Begehrtes Parteikürzel BPS: Jetzt kommen auch noch die «Büezer»
Aktualisiert

Begehrtes Parteikürzel BPSJetzt kommen auch noch die «Büezer»

Vor noch nicht einmal einer Woche wurde die «Bürgerliche Partei Schweiz (BPS)» aus der Taufe gehoben. Bereits jetzt wird ihr Parteikürzel von allen Seiten angefochten. Neben der «Bürger Partei Schweiz» meldet sich nun auch noch die «Büezer Partei Schweiz». Die SVP-Abtrünnigen prüfen jetzt eine Namensänderung.

von
Tina Fassbind

Am Montag gaben die aus der SVP-Mutterpartei ausgeschlossenen Bündner den Namen ihrer neu gegründeten Partei bekannt: Bürgerliche Partei Schweiz, kurz «BPS». Seither werden aus allen Landesteilen Besitzansprüche für das Parteikürzel erhoben. Jüngstes Beispiel ist die «Büezer Partei Schweiz».

«Wir haben die Büezer Partei am 4. März 2008 gegründet. Damals wussten wir natürlich nichts von der anderen Partei. Nun erheben wir Anspruch auf das Kürzel BPS», sagt Parteipräsident Patrick Lohri zu 20 Minuten Online. Für die Büezer Partei mit Sitz in Biel steht einiges auf dem Spiel: «Im Gegensatz zur ‹Bürger Partei› beabsichtigen wir bei regionalen Erneuerungswahlen anzutreten, wenn alle bürokratischen Hürden genommen sind. Daher kommt für uns eine Namensänderung nicht in Frage.»

Man sucht das Gespräch – vorerst noch

Noch will Lohri nicht auf Konfrontationskurs. «Ich denke nicht, dass wir rechtliche Schritte einleiten werden, wenn die ‹Bürgerliche Partei Schweiz› darauf besteht, das Kürzel zu behalten. Zunächst wollen wir das Gespräch suchen. Ich gehe davon aus, dass mehrere Parteien das Kürzel verwenden können.»

«Bürgerliche Partei Schweiz» prüft Alternativnamen

Lorenz Hess, Pressesprecher der «Bürgerlichen Partei Schweiz», nimmt die neuerlichen Ansprüche auf das Namenskürzel gelassen entgegen. «Im Moment dreht sich die Debatte nur um das Kürzel und die Ansprüche darauf. Deswegen prüfen wir derzeit, was diesbezüglich juristisch möglich ist und was nicht», gibt Hess auf Anfrage bekannt.

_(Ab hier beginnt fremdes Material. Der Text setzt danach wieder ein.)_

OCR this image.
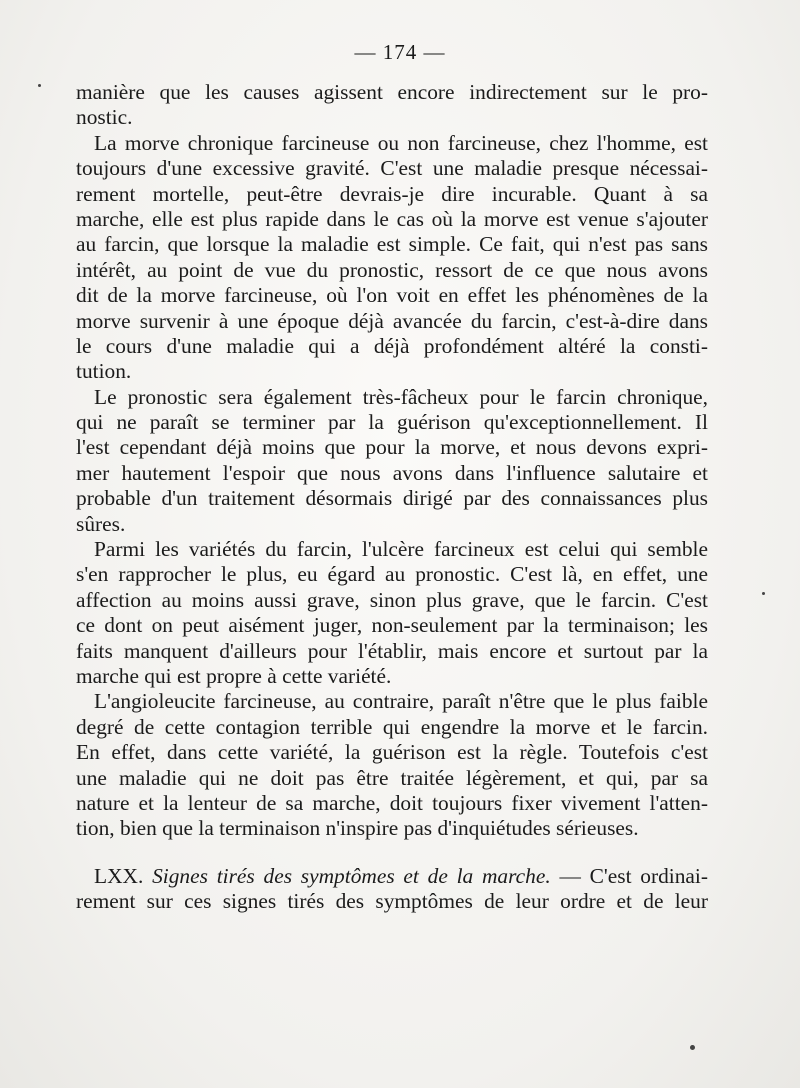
— 174 —
manière que les causes agissent encore indirectement sur le pro-
nostic.
La morve chronique farcineuse ou non farcineuse, chez l'homme, est
toujours d'une excessive gravité. C'est une maladie presque nécessai-
rement mortelle, peut-être devrais-je dire incurable. Quant à sa
marche, elle est plus rapide dans le cas où la morve est venue s'ajouter
au farcin, que lorsque la maladie est simple. Ce fait, qui n'est pas sans
intérêt, au point de vue du pronostic, ressort de ce que nous avons
dit de la morve farcineuse, où l'on voit en effet les phénomènes de la
morve survenir à une époque déjà avancée du farcin, c'est-à-dire dans
le cours d'une maladie qui a déjà profondément altéré la consti-
tution.
Le pronostic sera également très-fâcheux pour le farcin chronique,
qui ne paraît se terminer par la guérison qu'exceptionnellement. Il
l'est cependant déjà moins que pour la morve, et nous devons expri-
mer hautement l'espoir que nous avons dans l'influence salutaire et
probable d'un traitement désormais dirigé par des connaissances plus
sûres.
Parmi les variétés du farcin, l'ulcère farcineux est celui qui semble
s'en rapprocher le plus, eu égard au pronostic. C'est là, en effet, une
affection au moins aussi grave, sinon plus grave, que le farcin. C'est
ce dont on peut aisément juger, non-seulement par la terminaison; les
faits manquent d'ailleurs pour l'établir, mais encore et surtout par la
marche qui est propre à cette variété.
L'angioleucite farcineuse, au contraire, paraît n'être que le plus faible
degré de cette contagion terrible qui engendre la morve et le farcin.
En effet, dans cette variété, la guérison est la règle. Toutefois c'est
une maladie qui ne doit pas être traitée légèrement, et qui, par sa
nature et la lenteur de sa marche, doit toujours fixer vivement l'atten-
tion, bien que la terminaison n'inspire pas d'inquiétudes sérieuses.
LXX. Signes tirés des symptômes et de la marche. — C'est ordinai-
rement sur ces signes tirés des symptômes de leur ordre et de leur
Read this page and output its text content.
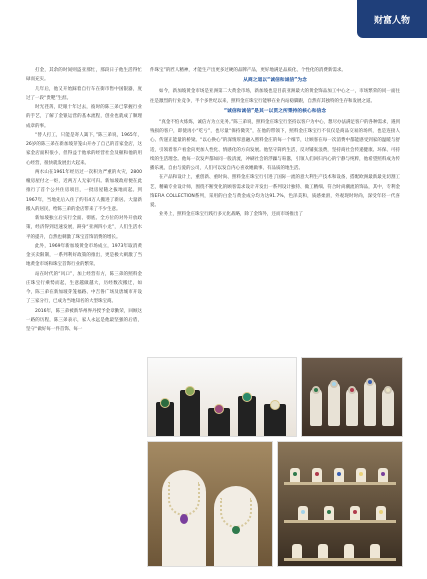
财富人物

打金，其余的时间则盗亚那忙，那段日子他生活得忙碌而充实。

几年后，他又开始踩着自行车在街市售中国银器，度过了一段“贵靶”生涯。

时光荏苒，眨眼十年过去，彼时的陈三弟已掌握行业的手艺，了解了金银运营的基本流程，创业也就成了顺理成章的事。

“替人打工，只能是寄人篱下，”陈三弟说，1965年，26岁的陈三弟在新加坡芽笼山开办了自己的首家金店，这家金店面积很小，但得益于他承的经营社会及顿和他的用心经营，很快就发展出大起来。

两水山在1961年经历过一次积为严重的火灾，2800幢房屋付之一炬，近两万人无家可归。新加坡政府便在此推行了首个公共住房项目，一批房屋随之拔地而起。到1967年，当地先后入住了约有4万人搬进了新居。大量新搬入的居民，给陈三弟的金店带来了不少生意。

新加坡独立后实行全面、彻底、全方位的对外开放政策，经济得到迅速发展，跻身“亚洲四小龙”，人们生活水平的提升，自然也刺激了珠宝首饰消费的增长。

此外，1969年新加坡黄金市场成立，1973年取消黄金买卖限制，一系列利好政策的推出，更是极大刺激了当地黄金市场和珠宝首饰行业的繁荣。

站在时代的“风口”，加上经营有方，陈三弟的照料金庄珠宝行乘势而起，生意越做越大，历经数次搬迁，如今，陈三弟在新加坡芽笼福路、中吉鲁广场及唐城市开设了三家分行，已成为当地知名的大型珠宝商。

2016年，陈三弟被新华州界丹授予金章勤荣，回顾这一路的历程，陈三弟表示，家人永远是他最坚强的后盾，坚守“做好每一件首饰、每一

件珠宝”的匠人精神，才能生产出更多过硬的品牌产品，更好地满足品质化、个性化的消费新需求。

从商之道以“诚信和诚信”为念

如今，新加坡黄金市场是亚洲第二大黄金市场，新加坡也是目前亚洲最大的黄金饰品加工中心之一，市场繁荣的同一面往往是激烈的行业竞争，半个多世纪以来，照料金庄珠宝行能够在业内站稳脚跟，自然有其独特的生存和发展之道。

“诚信和诚信”是其一以贯之所秉持的核心和信念

“真金不怕火炼炼，诚信方为立先务。”陈三弟说，照料金庄珠宝行坚持以客户为中心，想尽办法满足客户的各种需求，遇到残损的客户，即使再小“吃亏”，也尽量“保持微笑”，在他的带领下，照料金庄珠宝行不仅仅是商品交易的场所，也是连接人心、传递正能量的桥梁。“以心换心”的深情厚意融入照料金庄的每一个细节，让顾客在每一次消费中都能感受到家的温暖与舒适，引领着客户看金向更加人性化、情感化的方向发展。他坚守简约生活，反对铺张浪费，坚持商社会传递健康、环保、可持续的生活理念。他每一次发声都如同一般清流，冲刷社会的浮躁与喧嚣，引领人们回归内心的宁静与纯粹，他希望照料成为传播乐观、自由与爱的公司，人们可以发自内心喜欢她做事、有品质的地生活。

在产品和设计上，重创新、重时尚、照料金庄珠宝行引进了国际一流的意大利生产技术和设备，搭配欧洲最新最先切割工艺，精确专业设计师，围绕不断变化的顾客需求设计开发出一系列设计独特、做工精细、符合时尚潮流的饰品，其中，专利金饰EFIA COLLECTION系列，采用的白金与黄金成分均为达91.7%，色泽美和，质感柔滑，外观现时时尚，深受年轻一代喜爱。

业务上，照料金庄珠宝行践行多元化战略，除了金饰外，还而市场推出了
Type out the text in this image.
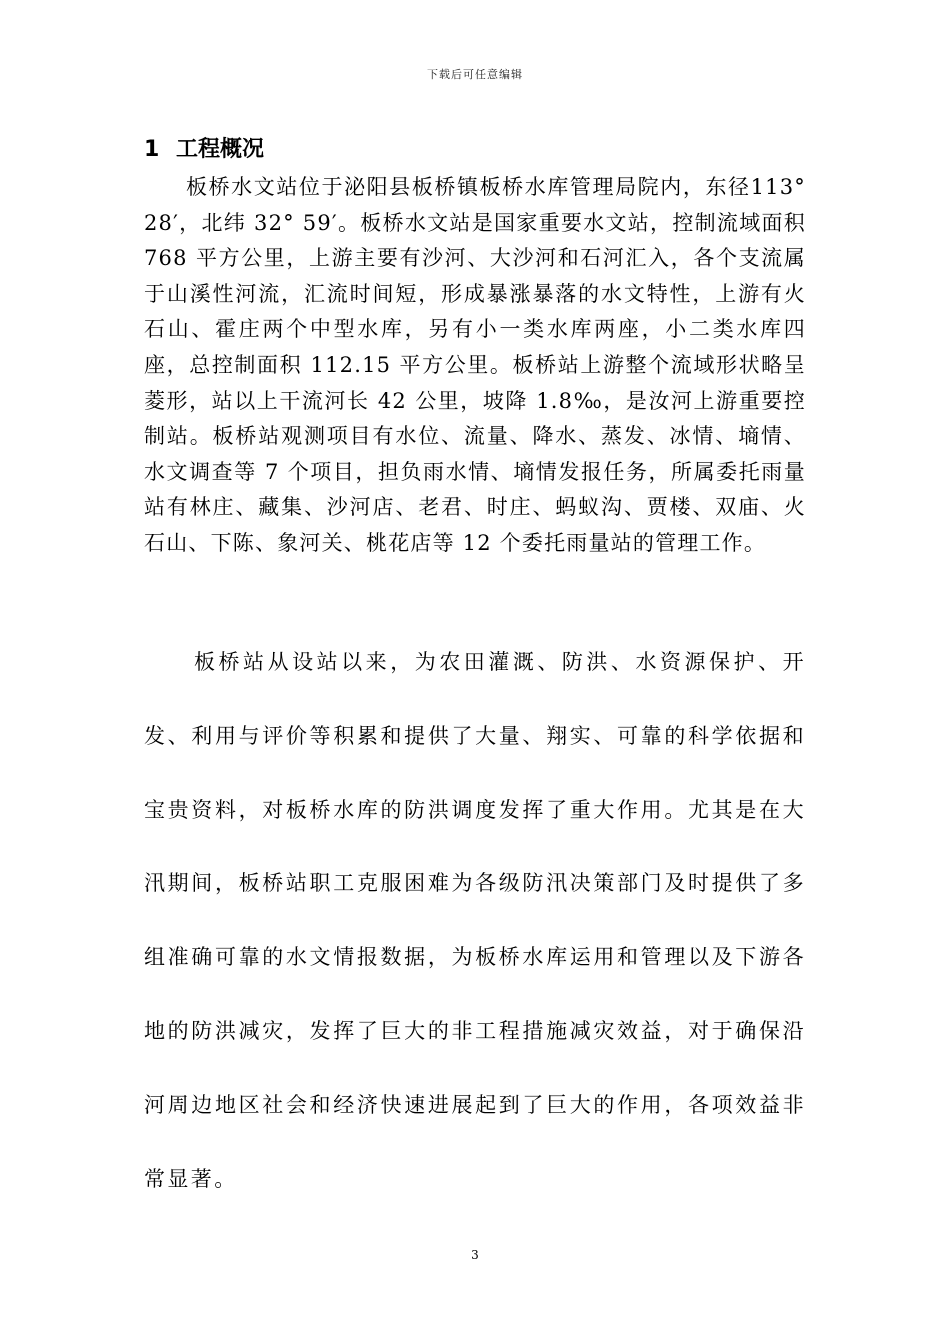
下载后可任意编辑
1 工程概况

板桥水文站位于泌阳县板桥镇板桥水库管理局院内，东径113° 28′，北纬 32° 59′。板桥水文站是国家重要水文站，控制流域面积 768 平方公里，上游主要有沙河、大沙河和石河汇入，各个支流属于山溪性河流，汇流时间短，形成暴涨暴落的水文特性，上游有火石山、霍庄两个中型水库，另有小一类水库两座，小二类水库四座，总控制面积 112.15 平方公里。板桥站上游整个流域形状略呈菱形，站以上干流河长 42 公里，坡降 1.8‰，是汝河上游重要控制站。板桥站观测项目有水位、流量、降水、蒸发、冰情、墒情、水文调查等 7 个项目，担负雨水情、墒情发报任务，所属委托雨量站有林庄、藏集、沙河店、老君、时庄、蚂蚁沟、贾楼、双庙、火石山、下陈、象河关、桃花店等 12 个委托雨量站的管理工作。

板桥站从设站以来，为农田灌溉、防洪、水资源保护、开发、利用与评价等积累和提供了大量、翔实、可靠的科学依据和宝贵资料，对板桥水库的防洪调度发挥了重大作用。尤其是在大汛期间，板桥站职工克服困难为各级防汛决策部门及时提供了多组准确可靠的水文情报数据，为板桥水库运用和管理以及下游各地的防洪减灾，发挥了巨大的非工程措施减灾效益，对于确保沿河周边地区社会和经济快速进展起到了巨大的作用，各项效益非常显著。

3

Bis zur Gründungsversammlung vom kommenden Samstag wolle man eine gute Lösung für das Problem präsentieren. «Ob das eine Namensretouche oder wenn nötig sogar einen Alternativnamen bedingt, klären wir noch ab. Morgen werden wir entscheiden, welche Option wir am Samstag vorstellen werden.»

Selbst im Internet ist BPS bereits besetzt

Auch in Bezug auf den Internetauftritt der «Bürgerlichen Partei Schweiz» sind derzeit noch einige Fragen offen. Der Domainname www.bürgerlichepartei.ch wurde nämlich bereits am späten Montagabend reserviert – vom Thuner SP-Grossrat Patric Bhend. Er habe die Domain umgehend besetzt, um allfälligen verärgerten SVPlern zuvorzukommen, erklärte er den Schritt. Auch der Domainname www.bps.ch ist bereits besetzt: Er steht für die Banque Populaire Suisse (Schweizerische Volksbank), die von der Credit Suisse übernommen wurde. Bis jetzt sei allerdings noch keine Anfrage bezüglich Domainnamen eingegangen, teilte ein Sprecher der CS auf Anfrage von 20 Minuten Online mit.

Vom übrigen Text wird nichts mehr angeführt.